The harvest may decline 13 percent to 325,000 metric tons from 2014, according to Zulhefi Sikumbang, chairman of the Indonesia Cocoa Association. The El Nino-induced dry weather may hurt flowering during the second harvest from September to December, he said on Wednesday.

A smaller Indonesian harvest may add to concerns that global supplies will be squeezed this year as dry weather also threatens the crop in Ghana, the biggest producer after Ivory Coast. Futures in New York are about 9 percent higher this year, heading for a fourth straight annual increase in contrast to losses in most commodities including sugar and coffee.

“Cocoa is a very sensitive crop to weather changes,” Sikumbang said by phone from Bali. “We had good weather during the main harvest in May to June and our concern is the second harvest. Prolonged dryness may shed flowers, potentially cause a failed harvest.”

Farmers may reap 70 percent less beans in the second harvest than a year earlier if the El Nino strengthens, Sikumbang said. The mid-crop typically accounts for about 30 percent of the nation’s total output, he said.

A moderate El Nino that has caused a dry spell in the southern regions in Indonesia will strengthen from August to December, with the impact to be seen in areas including Lampung, South Sumatra, Java and South Sulawesi, the Meteorology, Climatology and Geophysics Agency said July 30.

Switching Crops

Sulawesi in eastern Indonesia is the country’s main cocoa growing region. Lampung on Sumatra island and Java also produce cocoa. Bean production may further decline as farmers shift to crops such as rice and corn, Sikumbang said.

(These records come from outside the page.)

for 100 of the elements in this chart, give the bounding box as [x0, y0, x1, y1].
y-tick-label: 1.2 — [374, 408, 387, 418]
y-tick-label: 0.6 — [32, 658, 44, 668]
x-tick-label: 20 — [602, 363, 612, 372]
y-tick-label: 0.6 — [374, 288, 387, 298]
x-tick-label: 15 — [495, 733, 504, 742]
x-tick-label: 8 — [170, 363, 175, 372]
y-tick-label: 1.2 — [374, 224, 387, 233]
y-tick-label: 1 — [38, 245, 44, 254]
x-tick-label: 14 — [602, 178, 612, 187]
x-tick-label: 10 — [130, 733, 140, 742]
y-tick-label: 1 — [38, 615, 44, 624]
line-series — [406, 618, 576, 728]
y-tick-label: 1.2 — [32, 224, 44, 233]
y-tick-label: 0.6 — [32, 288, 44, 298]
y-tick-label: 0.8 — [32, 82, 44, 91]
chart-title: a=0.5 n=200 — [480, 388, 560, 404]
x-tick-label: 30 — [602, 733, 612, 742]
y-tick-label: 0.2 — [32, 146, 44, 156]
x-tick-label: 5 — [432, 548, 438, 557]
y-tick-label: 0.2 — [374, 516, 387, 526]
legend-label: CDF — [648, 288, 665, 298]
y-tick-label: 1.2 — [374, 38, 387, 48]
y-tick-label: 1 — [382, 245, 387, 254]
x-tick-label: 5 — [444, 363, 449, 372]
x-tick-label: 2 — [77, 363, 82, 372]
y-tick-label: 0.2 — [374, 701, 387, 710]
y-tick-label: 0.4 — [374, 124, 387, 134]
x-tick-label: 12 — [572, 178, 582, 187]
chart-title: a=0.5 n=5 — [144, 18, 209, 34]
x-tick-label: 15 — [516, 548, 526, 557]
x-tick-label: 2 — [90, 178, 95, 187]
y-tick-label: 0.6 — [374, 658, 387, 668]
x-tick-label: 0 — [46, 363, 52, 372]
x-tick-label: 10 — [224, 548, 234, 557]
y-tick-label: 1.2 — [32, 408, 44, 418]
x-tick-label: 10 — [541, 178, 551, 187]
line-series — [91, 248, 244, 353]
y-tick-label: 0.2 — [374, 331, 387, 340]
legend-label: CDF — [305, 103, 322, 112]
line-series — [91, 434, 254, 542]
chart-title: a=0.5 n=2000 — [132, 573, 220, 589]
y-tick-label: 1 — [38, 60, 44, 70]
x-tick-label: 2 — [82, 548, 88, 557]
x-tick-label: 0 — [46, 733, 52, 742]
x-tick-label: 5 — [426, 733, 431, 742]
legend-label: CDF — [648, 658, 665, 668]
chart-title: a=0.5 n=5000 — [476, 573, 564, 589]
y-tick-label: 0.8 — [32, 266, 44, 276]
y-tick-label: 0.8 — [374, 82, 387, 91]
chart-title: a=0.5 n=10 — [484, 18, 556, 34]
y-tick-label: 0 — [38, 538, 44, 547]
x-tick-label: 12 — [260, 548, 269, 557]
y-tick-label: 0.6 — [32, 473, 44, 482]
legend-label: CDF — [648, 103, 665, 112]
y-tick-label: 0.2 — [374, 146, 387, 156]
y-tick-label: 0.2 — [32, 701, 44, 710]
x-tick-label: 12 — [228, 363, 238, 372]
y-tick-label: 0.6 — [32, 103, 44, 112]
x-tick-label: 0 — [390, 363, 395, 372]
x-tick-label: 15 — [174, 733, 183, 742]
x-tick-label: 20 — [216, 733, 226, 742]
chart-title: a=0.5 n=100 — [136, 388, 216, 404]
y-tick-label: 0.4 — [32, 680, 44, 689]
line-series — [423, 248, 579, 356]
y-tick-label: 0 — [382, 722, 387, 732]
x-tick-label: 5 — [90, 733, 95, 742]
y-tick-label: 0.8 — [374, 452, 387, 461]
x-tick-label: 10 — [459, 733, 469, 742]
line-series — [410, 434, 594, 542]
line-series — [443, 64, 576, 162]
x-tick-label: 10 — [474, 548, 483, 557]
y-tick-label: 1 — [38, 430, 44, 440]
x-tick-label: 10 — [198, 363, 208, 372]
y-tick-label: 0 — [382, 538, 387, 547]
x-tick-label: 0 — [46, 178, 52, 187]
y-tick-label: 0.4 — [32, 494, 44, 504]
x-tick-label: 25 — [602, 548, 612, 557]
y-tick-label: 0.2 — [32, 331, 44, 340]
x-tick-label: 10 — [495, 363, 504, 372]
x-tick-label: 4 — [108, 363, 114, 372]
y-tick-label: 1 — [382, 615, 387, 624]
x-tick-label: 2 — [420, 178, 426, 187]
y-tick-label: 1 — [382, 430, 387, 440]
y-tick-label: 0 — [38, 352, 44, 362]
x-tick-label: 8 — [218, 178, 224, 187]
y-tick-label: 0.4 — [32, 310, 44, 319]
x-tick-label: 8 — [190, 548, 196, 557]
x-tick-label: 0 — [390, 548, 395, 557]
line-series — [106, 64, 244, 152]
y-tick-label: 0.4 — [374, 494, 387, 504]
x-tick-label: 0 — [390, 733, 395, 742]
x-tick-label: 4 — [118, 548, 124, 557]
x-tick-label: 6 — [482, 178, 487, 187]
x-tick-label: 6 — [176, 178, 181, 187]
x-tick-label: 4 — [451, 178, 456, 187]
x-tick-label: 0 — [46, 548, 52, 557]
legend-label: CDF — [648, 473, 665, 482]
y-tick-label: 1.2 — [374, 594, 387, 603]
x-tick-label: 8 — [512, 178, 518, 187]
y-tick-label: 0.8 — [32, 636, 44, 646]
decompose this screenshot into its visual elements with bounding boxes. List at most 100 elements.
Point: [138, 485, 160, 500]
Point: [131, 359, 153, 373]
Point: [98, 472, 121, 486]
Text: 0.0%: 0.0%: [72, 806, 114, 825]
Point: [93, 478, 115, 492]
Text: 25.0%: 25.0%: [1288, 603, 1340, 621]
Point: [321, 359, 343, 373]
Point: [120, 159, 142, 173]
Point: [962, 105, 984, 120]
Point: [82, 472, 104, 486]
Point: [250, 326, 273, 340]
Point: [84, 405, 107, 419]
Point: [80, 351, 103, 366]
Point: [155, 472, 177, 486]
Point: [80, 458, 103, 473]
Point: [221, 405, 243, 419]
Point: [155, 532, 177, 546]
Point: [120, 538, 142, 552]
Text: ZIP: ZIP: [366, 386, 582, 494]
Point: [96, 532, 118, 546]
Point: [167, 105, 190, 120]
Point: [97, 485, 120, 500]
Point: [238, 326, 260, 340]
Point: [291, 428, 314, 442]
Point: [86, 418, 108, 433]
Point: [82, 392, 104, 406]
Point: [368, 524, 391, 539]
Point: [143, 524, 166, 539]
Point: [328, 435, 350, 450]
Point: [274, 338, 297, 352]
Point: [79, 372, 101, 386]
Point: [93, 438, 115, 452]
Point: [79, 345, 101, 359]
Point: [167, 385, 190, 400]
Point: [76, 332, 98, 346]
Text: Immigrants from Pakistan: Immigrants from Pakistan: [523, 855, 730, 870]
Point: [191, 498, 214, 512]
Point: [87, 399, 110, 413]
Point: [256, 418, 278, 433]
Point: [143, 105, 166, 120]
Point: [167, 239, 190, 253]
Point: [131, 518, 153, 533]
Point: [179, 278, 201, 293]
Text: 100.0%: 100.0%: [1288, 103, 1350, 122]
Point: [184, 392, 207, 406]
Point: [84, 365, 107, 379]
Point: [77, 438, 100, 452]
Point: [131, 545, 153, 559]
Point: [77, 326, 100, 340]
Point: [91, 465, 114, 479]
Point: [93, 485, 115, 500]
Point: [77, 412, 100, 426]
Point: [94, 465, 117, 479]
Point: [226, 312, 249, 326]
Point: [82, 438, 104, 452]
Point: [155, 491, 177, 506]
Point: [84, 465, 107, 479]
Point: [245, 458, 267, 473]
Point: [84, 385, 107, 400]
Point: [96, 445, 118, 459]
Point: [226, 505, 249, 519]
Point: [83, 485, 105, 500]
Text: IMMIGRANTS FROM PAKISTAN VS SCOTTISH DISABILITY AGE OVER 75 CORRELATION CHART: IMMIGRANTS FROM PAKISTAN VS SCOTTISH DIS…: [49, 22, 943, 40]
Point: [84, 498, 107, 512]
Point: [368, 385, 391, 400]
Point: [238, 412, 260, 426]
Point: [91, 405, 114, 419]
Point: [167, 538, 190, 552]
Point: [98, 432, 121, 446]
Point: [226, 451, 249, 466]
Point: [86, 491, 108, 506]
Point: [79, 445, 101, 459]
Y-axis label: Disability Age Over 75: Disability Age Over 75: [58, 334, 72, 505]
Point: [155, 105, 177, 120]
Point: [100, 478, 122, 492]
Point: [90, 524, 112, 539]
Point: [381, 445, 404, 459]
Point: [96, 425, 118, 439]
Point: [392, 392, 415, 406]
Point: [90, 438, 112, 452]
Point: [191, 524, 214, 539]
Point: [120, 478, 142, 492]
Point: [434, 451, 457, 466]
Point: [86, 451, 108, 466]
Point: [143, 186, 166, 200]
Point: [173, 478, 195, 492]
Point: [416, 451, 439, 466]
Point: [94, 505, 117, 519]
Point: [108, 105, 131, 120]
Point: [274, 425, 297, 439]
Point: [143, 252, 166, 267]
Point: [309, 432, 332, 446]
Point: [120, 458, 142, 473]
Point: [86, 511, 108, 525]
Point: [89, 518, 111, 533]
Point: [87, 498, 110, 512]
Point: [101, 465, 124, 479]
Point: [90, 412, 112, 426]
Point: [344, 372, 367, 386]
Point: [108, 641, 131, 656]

El Ninos can affect weather worldwide by baking Asia, altering rainfall across South America and bringing cooler summers to North America. The first El Nino since 2010 has already reduced rainfall across Southeast Asia and is hurting crop yields, according to the United Nations.

Long-term dryness is still a concern across Java and southwestern Sulawesi and no improvement in weather is expected in the coming days, Kenny Miller, meteorologist at MDA Weather Services said in a note on Aug. 4.

Indonesia may boost imports to offset the decline in cocoa production as domestic demand increases, Sikumbang said. Overseas purchases will probably jump to 150,000 tons this year from 109,000 tons in 2014, while exports may slump to 35,000 tons from 68,000 tons, he said.